Both of the Tigers’ starting outside receivers, Hazelton and Chism, dropped at least one pass as well.
“One was a third down and led to a field goal, the other one was a drive that had a chance to be a touchdown, and the other one was a drive to start the second half,” Drinkwitz said. “We can’t drop the football.”
Rountree performed well but isn’t satisfied
Running back Larry Rountree III ran well for the second week in a row, showcasing the quick change-of-direction ability that earned him third-team preseason All-SEC honors. He’s also been every bit the veteran leader the Tigers expected when they elected him captain for the 2020 season.
In keeping with that leadership, Rountree chose to focus not on his own solid play but on what the offense as a whole needs to improve upon. Specifically, they struggled mightily in the red zone, with Rountree accounting for their only touchdown of the day.
“You gotta have some pride in yourself and grab your nuts and know that you’re gonna score,” Rountree said. “When we get in the low red, we have to execute. I can’t count how many times we were in the red zone today and we only scored once. That’s not good enough.”

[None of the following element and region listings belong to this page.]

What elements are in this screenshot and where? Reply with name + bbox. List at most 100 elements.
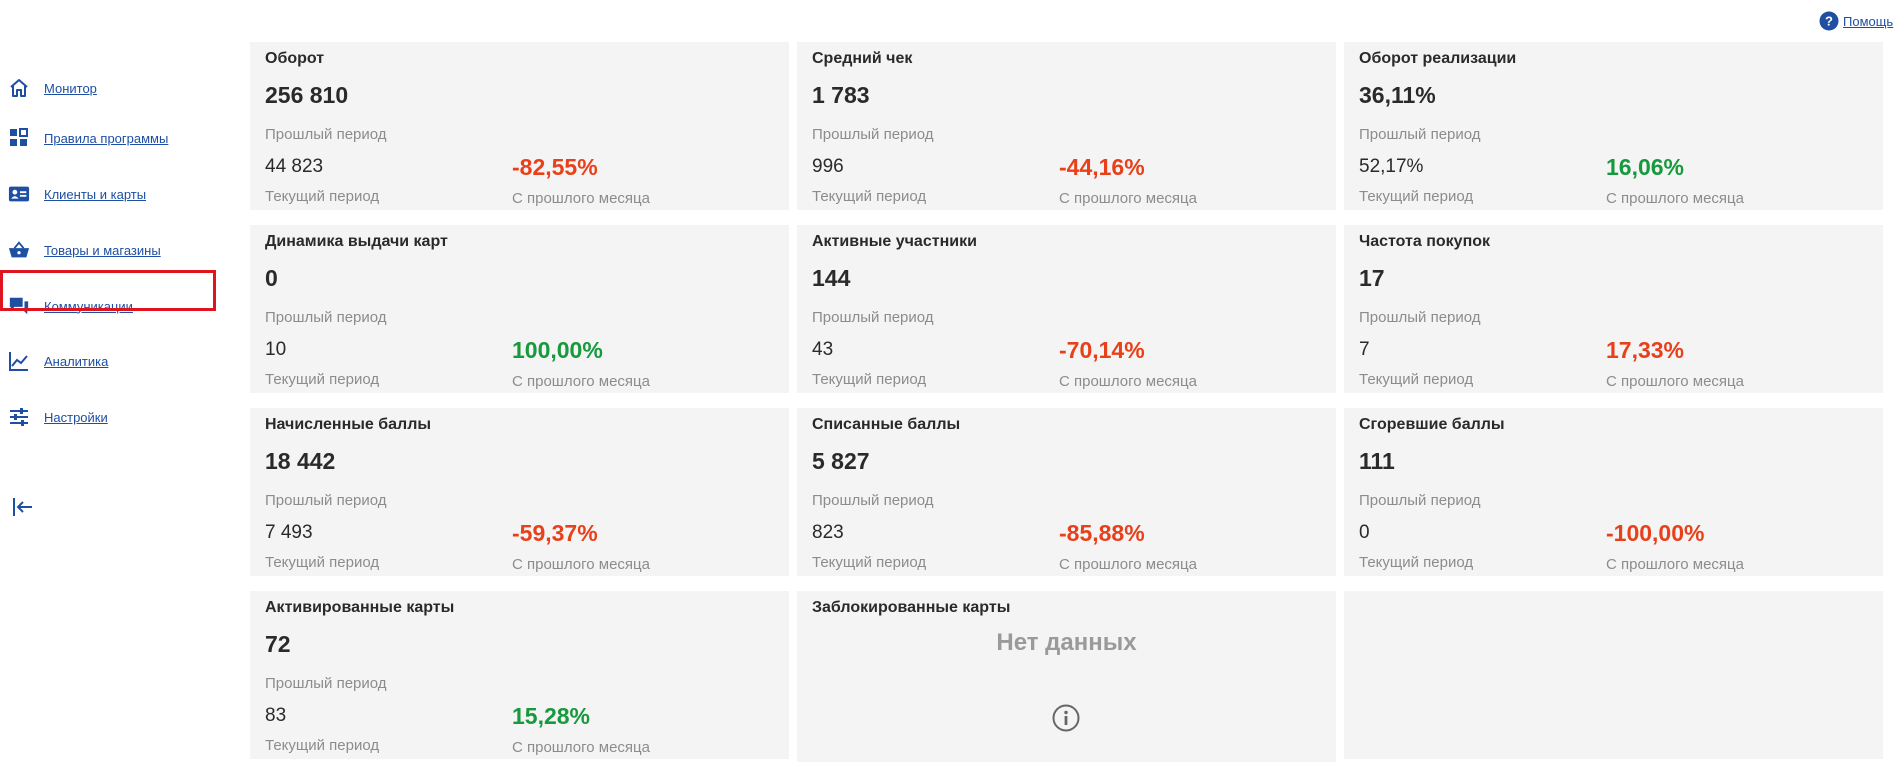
- card-title: Заблокированные карты: [812, 599, 1011, 616]
- cur-period-label: Текущий период: [265, 554, 380, 571]
- prev-period-value: 0: [1359, 522, 1370, 543]
- cur-period-label: Текущий период: [265, 188, 380, 205]
- metric-card: Активированные карты 72 Прошлый период 8…: [250, 591, 789, 759]
- cur-period-label: Текущий период: [812, 371, 927, 388]
- change-label: С прошлого месяца: [1059, 556, 1197, 573]
- change-value: -82,55%: [512, 154, 598, 180]
- metric-card: Средний чек 1 783 Прошлый период 996 Тек…: [797, 42, 1336, 210]
- change-label: С прошлого месяца: [512, 190, 650, 207]
- prev-period-label: Прошлый период: [812, 309, 934, 326]
- prev-period-label: Прошлый период: [265, 492, 387, 509]
- metric-card: Начисленные баллы 18 442 Прошлый период …: [250, 408, 789, 576]
- cur-period-label: Текущий период: [1359, 554, 1474, 571]
- cur-period-label: Текущий период: [812, 188, 927, 205]
- prev-period-label: Прошлый период: [265, 309, 387, 326]
- card-title: Списанные баллы: [812, 416, 961, 433]
- metric-card: Оборот 256 810 Прошлый период 44 823 Тек…: [250, 42, 789, 210]
- card-title: Сгоревшие баллы: [1359, 416, 1505, 433]
- prev-period-value: 996: [812, 156, 844, 177]
- prev-period-value: 52,17%: [1359, 156, 1424, 177]
- collapse-sidebar-icon[interactable]: [10, 495, 34, 519]
- prev-period-value: 7 493: [265, 522, 313, 543]
- prev-period-label: Прошлый период: [265, 675, 387, 692]
- sidebar-item-label[interactable]: Монитор: [44, 80, 97, 96]
- change-value: 15,28%: [512, 703, 591, 729]
- id-card-icon: [8, 183, 30, 205]
- card-value: 36,11%: [1359, 82, 1436, 108]
- card-title: Динамика выдачи карт: [265, 233, 448, 250]
- prev-period-value: 7: [1359, 339, 1370, 360]
- change-label: С прошлого месяца: [1059, 190, 1197, 207]
- metric-card: Сгоревшие баллы 111 Прошлый период 0 Тек…: [1344, 408, 1883, 576]
- highlight-frame: [0, 270, 216, 311]
- change-value: 17,33%: [1606, 337, 1685, 363]
- help[interactable]: ? Помощь: [1819, 11, 1893, 31]
- metric-card: Частота покупок 17 Прошлый период 7 Теку…: [1344, 225, 1883, 393]
- card-title: Частота покупок: [1359, 233, 1491, 250]
- metric-card: Списанные баллы 5 827 Прошлый период 823…: [797, 408, 1336, 576]
- change-value: -44,16%: [1059, 154, 1145, 180]
- prev-period-label: Прошлый период: [1359, 492, 1481, 509]
- card-value: 111: [1359, 448, 1395, 474]
- card-title: Активные участники: [812, 233, 977, 250]
- metric-card: Динамика выдачи карт 0 Прошлый период 10…: [250, 225, 789, 393]
- change-label: С прошлого месяца: [1606, 556, 1744, 573]
- change-label: С прошлого месяца: [512, 556, 650, 573]
- sidebar: Монитор Правила программы Клиенты и карт…: [0, 38, 240, 779]
- sidebar-item-clients[interactable]: Клиенты и карты: [8, 182, 146, 206]
- home-icon: [8, 77, 30, 99]
- card-value: 0: [265, 265, 278, 291]
- card-value: 1 783: [812, 82, 870, 108]
- prev-period-value: 10: [265, 339, 287, 360]
- card-value: 256 810: [265, 82, 349, 108]
- sidebar-item-label[interactable]: Клиенты и карты: [44, 186, 147, 202]
- prev-period-label: Прошлый период: [265, 126, 387, 143]
- card-title: Начисленные баллы: [265, 416, 432, 433]
- card-title: Средний чек: [812, 50, 913, 67]
- card-title: Активированные карты: [265, 599, 455, 616]
- sliders-icon: [8, 406, 30, 428]
- change-value: 100,00%: [512, 337, 603, 363]
- sidebar-item-analytics[interactable]: Аналитика: [8, 349, 108, 373]
- card-value: 144: [812, 265, 851, 291]
- sidebar-item-products[interactable]: Товары и магазины: [8, 238, 161, 262]
- sidebar-item-label[interactable]: Аналитика: [44, 353, 109, 369]
- sidebar-item-label[interactable]: Настройки: [44, 409, 108, 425]
- prev-period-label: Прошлый период: [812, 492, 934, 509]
- card-title: Оборот реализации: [1359, 50, 1517, 67]
- prev-period-label: Прошлый период: [1359, 309, 1481, 326]
- prev-period-value: 44 823: [265, 156, 324, 177]
- dashboard: Оборот 256 810 Прошлый период 44 823 Тек…: [240, 38, 1903, 779]
- prev-period-label: Прошлый период: [812, 126, 934, 143]
- change-value: -59,37%: [512, 520, 598, 546]
- cur-period-label: Текущий период: [1359, 188, 1474, 205]
- empty-card: [1344, 591, 1883, 759]
- sidebar-item-rules[interactable]: Правила программы: [8, 126, 168, 150]
- card-title: Оборот: [265, 50, 325, 67]
- change-label: С прошлого месяца: [1606, 190, 1744, 207]
- card-value: 72: [265, 631, 291, 657]
- help-icon[interactable]: ?: [1819, 11, 1839, 31]
- svg-text:?: ?: [1825, 14, 1833, 29]
- chart-line-icon: [8, 350, 30, 372]
- prev-period-value: 43: [812, 339, 834, 360]
- change-label: С прошлого месяца: [512, 373, 650, 390]
- sidebar-item-settings[interactable]: Настройки: [8, 405, 108, 429]
- sidebar-item-label[interactable]: Правила программы: [44, 130, 169, 146]
- cur-period-label: Текущий период: [265, 371, 380, 388]
- change-value: -85,88%: [1059, 520, 1145, 546]
- metrics-grid: Оборот 256 810 Прошлый период 44 823 Тек…: [240, 38, 1903, 779]
- prev-period-label: Прошлый период: [1359, 126, 1481, 143]
- sidebar-item-label[interactable]: Товары и магазины: [44, 242, 161, 258]
- card-value: 17: [1359, 265, 1385, 291]
- prev-period-value: 823: [812, 522, 844, 543]
- cur-period-label: Текущий период: [812, 554, 927, 571]
- change-label: С прошлого месяца: [512, 739, 650, 756]
- sidebar-item-monitor[interactable]: Монитор: [8, 76, 97, 100]
- help-link[interactable]: Помощь: [1843, 13, 1894, 29]
- info-icon[interactable]: [1051, 703, 1081, 733]
- chat-icon: [8, 295, 30, 317]
- metric-card-nodata: Заблокированные карты Нет данных: [797, 591, 1336, 762]
- change-value: -70,14%: [1059, 337, 1145, 363]
- metric-card: Оборот реализации 36,11% Прошлый период …: [1344, 42, 1883, 210]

Manuel, Rakestraw forming a promising young defensive core
Nick Bolton’s excellent play on Saturday, with a game- and career-high 17 tackles, was nothing new. However, the second consecutive impressive performance for sophomore and first-year starter Martez Manuel, as well as cornerback Ennis Rakestraw, was encouraging.
Manuel finished second to Bolton with nine tackles, coming off an Alabama game in which he registered 3.5 tackles for loss. Rakestraw once again held his own in coverage, nearly coming away with his first interception in a Missouri uniform.

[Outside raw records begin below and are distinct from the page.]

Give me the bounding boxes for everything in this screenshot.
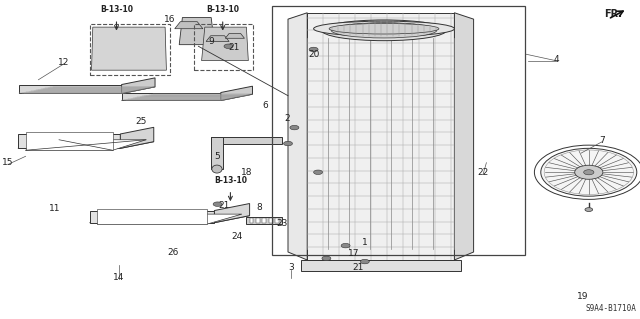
- Text: 19: 19: [577, 292, 588, 301]
- Polygon shape: [122, 78, 155, 93]
- Bar: [90, 24, 170, 75]
- Polygon shape: [288, 13, 307, 260]
- Circle shape: [585, 208, 593, 211]
- Polygon shape: [92, 27, 166, 70]
- Polygon shape: [120, 127, 154, 148]
- Polygon shape: [97, 214, 242, 224]
- Text: 26: 26: [167, 248, 179, 256]
- Text: B-13-10: B-13-10: [206, 5, 239, 14]
- Bar: [272, 6, 525, 255]
- Polygon shape: [90, 211, 214, 223]
- Polygon shape: [18, 142, 154, 148]
- Text: 21: 21: [353, 263, 364, 272]
- Text: 25: 25: [135, 117, 147, 126]
- Polygon shape: [175, 22, 203, 29]
- Text: 17: 17: [348, 249, 360, 258]
- Text: 16: 16: [164, 15, 175, 24]
- Text: 21: 21: [228, 43, 239, 52]
- Circle shape: [360, 259, 369, 264]
- Polygon shape: [26, 140, 146, 150]
- Bar: [269, 218, 273, 223]
- Text: B-13-10: B-13-10: [214, 176, 247, 185]
- Text: FR.: FR.: [604, 9, 622, 19]
- Polygon shape: [202, 27, 248, 61]
- Text: 8: 8: [257, 203, 262, 212]
- Polygon shape: [307, 13, 454, 260]
- Circle shape: [341, 243, 350, 248]
- Text: 9: 9: [209, 37, 214, 46]
- Text: 21: 21: [218, 201, 230, 210]
- Polygon shape: [225, 33, 244, 38]
- Bar: [250, 218, 253, 223]
- Text: 3: 3: [289, 263, 294, 272]
- Text: 5: 5: [215, 152, 220, 161]
- Polygon shape: [90, 216, 250, 223]
- Polygon shape: [206, 36, 229, 41]
- Text: 18: 18: [241, 168, 252, 177]
- Polygon shape: [26, 132, 113, 150]
- Polygon shape: [97, 209, 207, 224]
- Circle shape: [224, 44, 233, 48]
- Text: 2: 2: [284, 114, 289, 122]
- Polygon shape: [211, 137, 223, 169]
- Polygon shape: [19, 85, 122, 93]
- Ellipse shape: [332, 23, 437, 38]
- Text: 1: 1: [362, 238, 367, 247]
- Bar: [275, 218, 279, 223]
- Ellipse shape: [314, 21, 454, 36]
- Text: 24: 24: [231, 232, 243, 241]
- Polygon shape: [179, 18, 214, 45]
- Text: 14: 14: [113, 273, 124, 282]
- Text: 6: 6: [263, 101, 268, 110]
- Text: 23: 23: [276, 219, 287, 228]
- Ellipse shape: [329, 23, 439, 34]
- Ellipse shape: [212, 165, 222, 173]
- Text: 12: 12: [58, 58, 70, 67]
- Polygon shape: [122, 94, 252, 100]
- Polygon shape: [18, 134, 120, 148]
- Circle shape: [309, 47, 318, 52]
- Bar: [262, 218, 266, 223]
- Text: 4: 4: [554, 55, 559, 63]
- Text: 7: 7: [599, 136, 604, 145]
- Bar: [194, 24, 253, 70]
- Circle shape: [322, 256, 331, 261]
- Circle shape: [541, 148, 637, 196]
- Bar: [256, 218, 260, 223]
- Polygon shape: [211, 137, 282, 144]
- Text: S9A4-B1710A: S9A4-B1710A: [586, 304, 637, 313]
- Circle shape: [213, 202, 222, 206]
- Ellipse shape: [322, 20, 447, 41]
- Text: 15: 15: [2, 158, 13, 167]
- Polygon shape: [454, 13, 474, 260]
- Bar: [246, 217, 282, 224]
- Circle shape: [584, 170, 594, 175]
- Polygon shape: [214, 204, 250, 223]
- Circle shape: [284, 141, 292, 146]
- Text: B-13-10: B-13-10: [100, 5, 133, 14]
- Circle shape: [314, 170, 323, 174]
- Text: 11: 11: [49, 204, 60, 213]
- Text: 22: 22: [477, 168, 489, 177]
- Polygon shape: [122, 93, 221, 100]
- Polygon shape: [19, 87, 155, 93]
- Polygon shape: [221, 86, 252, 100]
- Polygon shape: [301, 260, 461, 271]
- Circle shape: [290, 125, 299, 130]
- Circle shape: [575, 165, 603, 179]
- Text: 20: 20: [308, 50, 319, 59]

He’s made his share of rookie mistakes, like a pass interference penalty in the end zone and being the nearest man to Jaylen Waddle in coverage, but Drinkwitz has to be impressed with how the true freshman has performed.

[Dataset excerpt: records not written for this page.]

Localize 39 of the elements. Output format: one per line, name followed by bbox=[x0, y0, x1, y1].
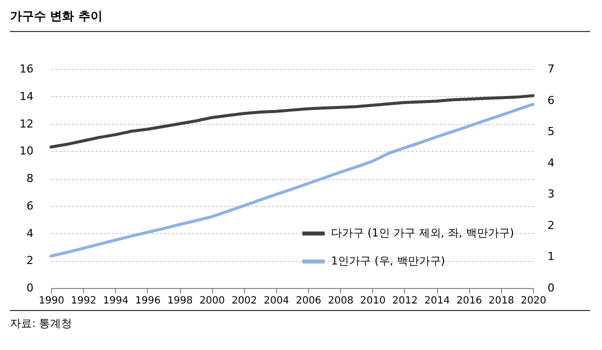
y-tick-label: 4 bbox=[26, 226, 34, 240]
legend-label: 1인가구 (우, 백만가구) bbox=[331, 254, 446, 268]
text: 자료: 통계청 bbox=[10, 310, 590, 331]
y-tick-label: 10 bbox=[20, 144, 34, 158]
x-tick-label: 2014 bbox=[424, 296, 450, 306]
x-tick-label: 2012 bbox=[392, 296, 418, 306]
y-tick-label: 14 bbox=[20, 90, 34, 103]
x-tick-label: 2008 bbox=[328, 296, 354, 306]
y2-tick-label: 4 bbox=[548, 156, 554, 170]
y-tick-label: 12 bbox=[20, 117, 34, 130]
y2-tick-label: 3 bbox=[548, 188, 554, 201]
y2-tick-label: 1 bbox=[548, 250, 554, 264]
legend-label: 다가구 (1인 가구 제외, 좌, 백만가구) bbox=[331, 226, 514, 240]
y-tick-label: 8 bbox=[26, 172, 34, 185]
x-tick-label: 2018 bbox=[488, 296, 514, 306]
x-tick-label: 2020 bbox=[520, 296, 546, 306]
x-tick-label: 2000 bbox=[199, 296, 225, 306]
x-tick-label: 1992 bbox=[70, 296, 96, 306]
y2-tick-label: 6 bbox=[548, 94, 554, 107]
y2-tick-label: 7 bbox=[548, 62, 554, 76]
y2-tick-label: 0 bbox=[548, 282, 554, 294]
x-tick-label: 2002 bbox=[232, 296, 258, 306]
line-series bbox=[50, 94, 534, 149]
x-tick-label: 1990 bbox=[38, 296, 64, 306]
line-series bbox=[50, 102, 534, 258]
x-tick-label: 2016 bbox=[456, 296, 482, 306]
y-tick-label: 6 bbox=[26, 199, 34, 212]
x-tick-label: 1998 bbox=[167, 296, 193, 306]
x-tick-label: 2004 bbox=[264, 296, 290, 306]
x-tick-label: 1996 bbox=[135, 296, 161, 306]
x-tick-label: 1994 bbox=[103, 296, 128, 306]
y-tick-label: 16 bbox=[20, 62, 34, 76]
y2-tick-label: 5 bbox=[548, 125, 554, 138]
y2-tick-label: 2 bbox=[548, 218, 554, 232]
x-tick-label: 2010 bbox=[360, 296, 386, 306]
y-tick-label: 0 bbox=[26, 282, 34, 294]
chart-title: 가구수 변화 추이 bbox=[10, 8, 590, 32]
y-tick-label: 2 bbox=[26, 254, 34, 268]
x-tick-label: 2006 bbox=[296, 296, 322, 306]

It doesn’t get easier from here
Missouri will travel to Baton Rouge, La. to face the defending national champions on the road. Most of LSU’s contributors to that team — including Heisman trophy-winning quarterback Joe Burrow — are gone, but they remain a dangerous roster that has more talent than Missouri’s.
Drinkwitz knows this, and rather than reaching deep into his bag of tricks for plays that could turn the tables on the other Tigers, he’s choosing to focus on executing better and building a foundation.
“Tricks aren’t winning the SEC,” Drinkwitz said. “You gotta execute. We can try to trick people all we want and we have unique formations that cause some issues, and that’s what happened on the fourth down when we hit [TE] Logan [Christopherson for 37 yards], but we gotta execute better. That’s the solution.”